JAKARTA—-Selama 2020 ekspor sarang burung walet (SBW) menembus 1,1 ribu ton. Dari jumlah itu sebanyak 262 ton ke Tiongkok atau sekira 23 persen. Sementara sebanyak 77 persen menyebar ke 22 negara, di antaranya Amerika Serikat, Australia, Hongkong.
Kepala Badan Karantina Pertanian Ali Jamil mengakui tren ekspor komoditas SBW menunjukan tren yang baik nselama kurun waktu lima tahun terakhir. “SBW menjadi ikon baru ekspor asal pertanian,” ucapnya dalam keterangan tertulisnya, Sabtu (21/2/21).

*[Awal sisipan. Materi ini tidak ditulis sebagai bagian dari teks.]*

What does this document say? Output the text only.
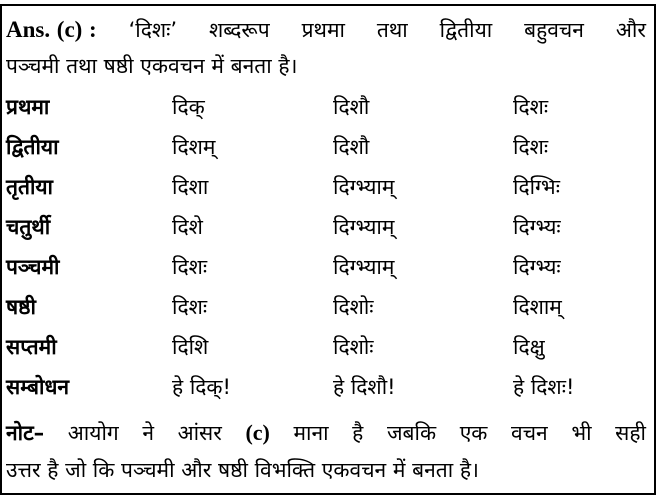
Ans. (c) : ‘दिशः’ शब्दरूप प्रथमा तथा द्वितीया बहुवचन और
पञ्चमी तथा षष्ठी एकवचन में बनता है।
प्रथमा	दिक्	दिशौ	दिशः
द्वितीया	दिशम्	दिशौ	दिशः
तृतीया	दिशा	दिग्भ्याम्	दिग्भिः
चतुर्थी	दिशे	दिग्भ्याम्	दिग्भ्यः
पञ्चमी	दिशः	दिग्भ्याम्	दिग्भ्यः
षष्ठी	दिशः	दिशोः	दिशाम्
सप्तमी	दिशि	दिशोः	दिक्षु
सम्बोधन	हे दिक्!	हे दिशौ!	हे दिशः!
नोट– आयोग ने आंसर (c) माना है जबकि एक वचन भी सही
उत्तर है जो कि पञ्चमी और षष्ठी विभक्ति एकवचन में बनता है।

Dia menyitir data BPS yang menyebutkan ekspor pertanian pada Januari 2021 tumbuh 13, 91% dan yang menjadi salah satu penyumbang terbesar adalah SBW yang tergolong dalam komoditas aromatik, rempah dan hasil hutan menjadi penyumbang terbesarnya.
Sementara Ketua Perkumpulan Pengusaha Sarang Burung Indonesia (PPSBI) Boedi Mranata menuturkan proses menembus pasar Tiongkok membutuhkan waktu yang panjang.
“Agar bisa menembus pasar ekspor, diperlukan niat yang sungguh-sungguh dan kepatutan yang tinggi agar memenuhi standar keamanan pangan internasional,” kata Budi.
Otoritas Tiongkok termasuk ketat, mereka sudah menerapkan teknologi barcode untukl bisa melakukan penelusuran. Hanya saja saat ini ekspor SBW baik ke Tiongkok maupun negara lain berjalan lancar dan tidak dipelrukan lagi aturan baru menghambat.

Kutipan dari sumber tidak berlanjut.